Memories of Camp B in the Forties

By Dean Clark
Photos Courtesy of Dean Clark

I was raised and worked as a young man in the territory around the North Fork of the Clearwater River. I fished and swam much of the river and its tributaries.

During my twenty-year flying career in the U. S. Air Force, our growing family would frequently return to visit our folks in Lewiston and Headquarters, but in the late 1960s, an amazing change took place. Dworshak Dam was built, flooding the North Fork, and putting my early years under five hundred feet of water. Similarly, the flood of time destroys memories, while others grow dim, and some favorites are retold so many times they become distorted. My favorite memories involve semi-annual camping trips with a group of buddies with whom I grew up in the early 1940s.

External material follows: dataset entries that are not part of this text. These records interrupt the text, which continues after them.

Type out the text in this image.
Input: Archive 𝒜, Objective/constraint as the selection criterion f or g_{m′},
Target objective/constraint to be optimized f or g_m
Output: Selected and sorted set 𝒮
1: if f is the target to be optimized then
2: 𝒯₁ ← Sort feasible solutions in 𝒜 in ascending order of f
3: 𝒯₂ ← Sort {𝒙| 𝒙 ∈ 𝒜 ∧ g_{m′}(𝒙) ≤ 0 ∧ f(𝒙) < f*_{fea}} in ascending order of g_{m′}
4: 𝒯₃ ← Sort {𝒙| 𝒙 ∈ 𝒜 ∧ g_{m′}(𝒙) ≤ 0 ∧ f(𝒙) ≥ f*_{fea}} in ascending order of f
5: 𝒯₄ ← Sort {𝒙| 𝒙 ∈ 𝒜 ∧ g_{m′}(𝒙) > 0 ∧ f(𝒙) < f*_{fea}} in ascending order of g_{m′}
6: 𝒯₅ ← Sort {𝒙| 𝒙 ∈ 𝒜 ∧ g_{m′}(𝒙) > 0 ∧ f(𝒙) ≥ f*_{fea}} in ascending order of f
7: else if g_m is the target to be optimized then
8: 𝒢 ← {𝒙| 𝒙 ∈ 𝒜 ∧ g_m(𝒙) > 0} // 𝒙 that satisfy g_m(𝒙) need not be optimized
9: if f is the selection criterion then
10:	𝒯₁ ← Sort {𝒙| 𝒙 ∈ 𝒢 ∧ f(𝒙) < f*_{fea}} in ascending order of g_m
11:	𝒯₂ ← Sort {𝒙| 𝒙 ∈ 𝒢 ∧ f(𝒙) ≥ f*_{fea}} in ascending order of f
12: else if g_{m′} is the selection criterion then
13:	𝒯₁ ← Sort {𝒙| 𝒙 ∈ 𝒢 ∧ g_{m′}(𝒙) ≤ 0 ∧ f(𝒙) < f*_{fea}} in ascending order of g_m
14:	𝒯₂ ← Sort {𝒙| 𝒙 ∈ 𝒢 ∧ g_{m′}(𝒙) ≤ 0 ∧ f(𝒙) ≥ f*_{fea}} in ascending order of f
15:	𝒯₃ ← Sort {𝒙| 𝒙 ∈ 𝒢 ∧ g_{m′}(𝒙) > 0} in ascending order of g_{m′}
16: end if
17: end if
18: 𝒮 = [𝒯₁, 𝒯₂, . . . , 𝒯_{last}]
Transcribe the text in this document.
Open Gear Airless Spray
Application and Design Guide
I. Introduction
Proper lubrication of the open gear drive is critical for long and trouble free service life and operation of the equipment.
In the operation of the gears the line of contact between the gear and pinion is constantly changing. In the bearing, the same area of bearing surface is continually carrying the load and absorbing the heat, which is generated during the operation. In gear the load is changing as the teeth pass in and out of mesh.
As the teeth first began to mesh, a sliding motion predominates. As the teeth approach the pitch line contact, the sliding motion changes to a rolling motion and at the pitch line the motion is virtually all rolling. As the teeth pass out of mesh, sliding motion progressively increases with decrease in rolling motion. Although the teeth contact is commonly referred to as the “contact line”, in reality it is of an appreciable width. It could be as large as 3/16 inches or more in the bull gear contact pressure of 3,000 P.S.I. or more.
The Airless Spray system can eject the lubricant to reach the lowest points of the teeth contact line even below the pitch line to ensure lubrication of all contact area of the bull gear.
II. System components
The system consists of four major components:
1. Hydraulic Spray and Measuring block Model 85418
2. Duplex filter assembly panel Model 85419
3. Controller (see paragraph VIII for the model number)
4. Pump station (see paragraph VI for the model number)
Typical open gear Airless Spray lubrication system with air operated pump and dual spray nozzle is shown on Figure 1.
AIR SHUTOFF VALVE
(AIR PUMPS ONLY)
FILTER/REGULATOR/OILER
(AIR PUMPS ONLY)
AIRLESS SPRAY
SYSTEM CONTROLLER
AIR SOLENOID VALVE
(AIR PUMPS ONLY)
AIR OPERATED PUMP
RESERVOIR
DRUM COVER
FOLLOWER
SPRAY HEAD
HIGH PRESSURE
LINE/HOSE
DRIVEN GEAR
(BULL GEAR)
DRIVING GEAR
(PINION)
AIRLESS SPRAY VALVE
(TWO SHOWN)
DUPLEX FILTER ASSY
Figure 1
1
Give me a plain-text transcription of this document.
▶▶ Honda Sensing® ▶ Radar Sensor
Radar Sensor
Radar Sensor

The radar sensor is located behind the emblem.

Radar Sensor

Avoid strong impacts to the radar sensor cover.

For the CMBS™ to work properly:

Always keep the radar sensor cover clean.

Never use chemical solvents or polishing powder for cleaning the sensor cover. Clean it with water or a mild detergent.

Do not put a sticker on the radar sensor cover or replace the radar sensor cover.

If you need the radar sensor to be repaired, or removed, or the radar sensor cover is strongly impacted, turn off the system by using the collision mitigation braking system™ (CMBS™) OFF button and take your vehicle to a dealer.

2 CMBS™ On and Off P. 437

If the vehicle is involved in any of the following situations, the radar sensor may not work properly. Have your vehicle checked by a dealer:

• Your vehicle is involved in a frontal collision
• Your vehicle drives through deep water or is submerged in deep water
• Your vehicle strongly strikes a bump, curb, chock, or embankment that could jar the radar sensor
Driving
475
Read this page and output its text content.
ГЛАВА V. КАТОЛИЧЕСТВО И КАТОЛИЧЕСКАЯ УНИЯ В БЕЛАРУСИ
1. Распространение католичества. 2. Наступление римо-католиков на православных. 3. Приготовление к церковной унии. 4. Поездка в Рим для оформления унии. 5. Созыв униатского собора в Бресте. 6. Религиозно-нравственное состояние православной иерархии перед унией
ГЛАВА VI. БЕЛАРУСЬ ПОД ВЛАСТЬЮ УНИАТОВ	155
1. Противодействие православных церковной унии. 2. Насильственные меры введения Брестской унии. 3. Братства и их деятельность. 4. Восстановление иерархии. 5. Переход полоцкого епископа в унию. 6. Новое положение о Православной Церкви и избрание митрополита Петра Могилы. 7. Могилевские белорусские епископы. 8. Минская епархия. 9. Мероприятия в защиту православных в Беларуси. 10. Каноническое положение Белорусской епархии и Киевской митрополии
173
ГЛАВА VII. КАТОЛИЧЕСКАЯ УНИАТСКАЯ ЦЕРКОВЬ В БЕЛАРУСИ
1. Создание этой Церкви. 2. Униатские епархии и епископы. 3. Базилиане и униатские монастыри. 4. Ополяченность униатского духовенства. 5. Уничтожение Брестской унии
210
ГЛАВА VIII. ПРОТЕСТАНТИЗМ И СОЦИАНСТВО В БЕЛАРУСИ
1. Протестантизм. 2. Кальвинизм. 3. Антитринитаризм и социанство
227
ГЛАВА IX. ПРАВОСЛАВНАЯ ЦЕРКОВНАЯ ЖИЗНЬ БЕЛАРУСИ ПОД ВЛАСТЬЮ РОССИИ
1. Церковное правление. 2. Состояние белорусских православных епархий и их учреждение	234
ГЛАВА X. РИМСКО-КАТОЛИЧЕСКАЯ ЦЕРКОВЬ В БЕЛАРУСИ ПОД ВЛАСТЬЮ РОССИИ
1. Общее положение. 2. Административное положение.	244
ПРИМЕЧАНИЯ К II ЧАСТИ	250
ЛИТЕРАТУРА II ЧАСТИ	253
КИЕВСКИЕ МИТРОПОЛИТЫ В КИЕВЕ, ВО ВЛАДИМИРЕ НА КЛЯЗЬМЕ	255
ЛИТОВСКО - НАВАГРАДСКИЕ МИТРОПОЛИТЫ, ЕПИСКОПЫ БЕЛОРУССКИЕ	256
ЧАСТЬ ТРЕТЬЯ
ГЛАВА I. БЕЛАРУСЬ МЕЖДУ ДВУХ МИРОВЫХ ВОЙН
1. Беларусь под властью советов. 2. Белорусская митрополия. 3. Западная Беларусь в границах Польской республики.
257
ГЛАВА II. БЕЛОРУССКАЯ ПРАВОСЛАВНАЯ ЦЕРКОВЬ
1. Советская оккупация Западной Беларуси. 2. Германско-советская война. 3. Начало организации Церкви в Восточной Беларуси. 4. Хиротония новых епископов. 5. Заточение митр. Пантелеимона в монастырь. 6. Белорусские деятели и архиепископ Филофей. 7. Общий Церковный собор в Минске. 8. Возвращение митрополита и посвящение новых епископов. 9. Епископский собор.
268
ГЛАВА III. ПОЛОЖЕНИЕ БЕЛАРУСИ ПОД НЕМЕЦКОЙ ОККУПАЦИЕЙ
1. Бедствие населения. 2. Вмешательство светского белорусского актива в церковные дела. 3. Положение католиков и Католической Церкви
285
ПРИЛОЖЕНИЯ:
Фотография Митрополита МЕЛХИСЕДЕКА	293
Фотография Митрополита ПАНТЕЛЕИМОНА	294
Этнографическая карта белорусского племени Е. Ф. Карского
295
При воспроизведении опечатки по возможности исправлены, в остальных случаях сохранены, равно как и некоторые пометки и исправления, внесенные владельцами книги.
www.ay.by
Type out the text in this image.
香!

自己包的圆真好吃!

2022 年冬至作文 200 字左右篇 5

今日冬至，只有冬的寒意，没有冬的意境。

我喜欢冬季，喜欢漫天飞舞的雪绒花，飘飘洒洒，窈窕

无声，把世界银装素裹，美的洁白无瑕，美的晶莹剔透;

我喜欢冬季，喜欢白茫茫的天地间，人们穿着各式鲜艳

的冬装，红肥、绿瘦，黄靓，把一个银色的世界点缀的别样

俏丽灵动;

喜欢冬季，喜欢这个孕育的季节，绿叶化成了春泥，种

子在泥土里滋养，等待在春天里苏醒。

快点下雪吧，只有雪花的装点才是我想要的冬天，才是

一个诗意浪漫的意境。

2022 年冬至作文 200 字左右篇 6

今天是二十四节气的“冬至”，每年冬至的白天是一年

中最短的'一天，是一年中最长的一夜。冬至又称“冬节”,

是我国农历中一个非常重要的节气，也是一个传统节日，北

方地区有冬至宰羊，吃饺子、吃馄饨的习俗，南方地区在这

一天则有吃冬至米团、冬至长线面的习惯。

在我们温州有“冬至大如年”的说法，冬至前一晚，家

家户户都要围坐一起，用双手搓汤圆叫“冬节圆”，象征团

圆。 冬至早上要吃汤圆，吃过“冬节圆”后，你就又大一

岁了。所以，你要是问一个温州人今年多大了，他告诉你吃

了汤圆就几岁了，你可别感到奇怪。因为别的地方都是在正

We were raised in an ideal location for mature, early teens, inquisitive and adventuresome. The group included Don Chrystal, brothers Norman and Keith Vaughan, Bob Bacon, and sometimes the oldest boy among us, Gordon Hemley. As kids living in a small company town, we were aware of the war that encompassed the world at that time, but were mostly insulated from it. We rode our horses, fished, hunted, and camped during the summers. Winters were filled with ice skating, skiing, sledding, and shoveling snow for spending money. Living in the woods, we were raised around guns and sometimes took them with us on our rides, just to sharpen our aim for hunting season in the fall.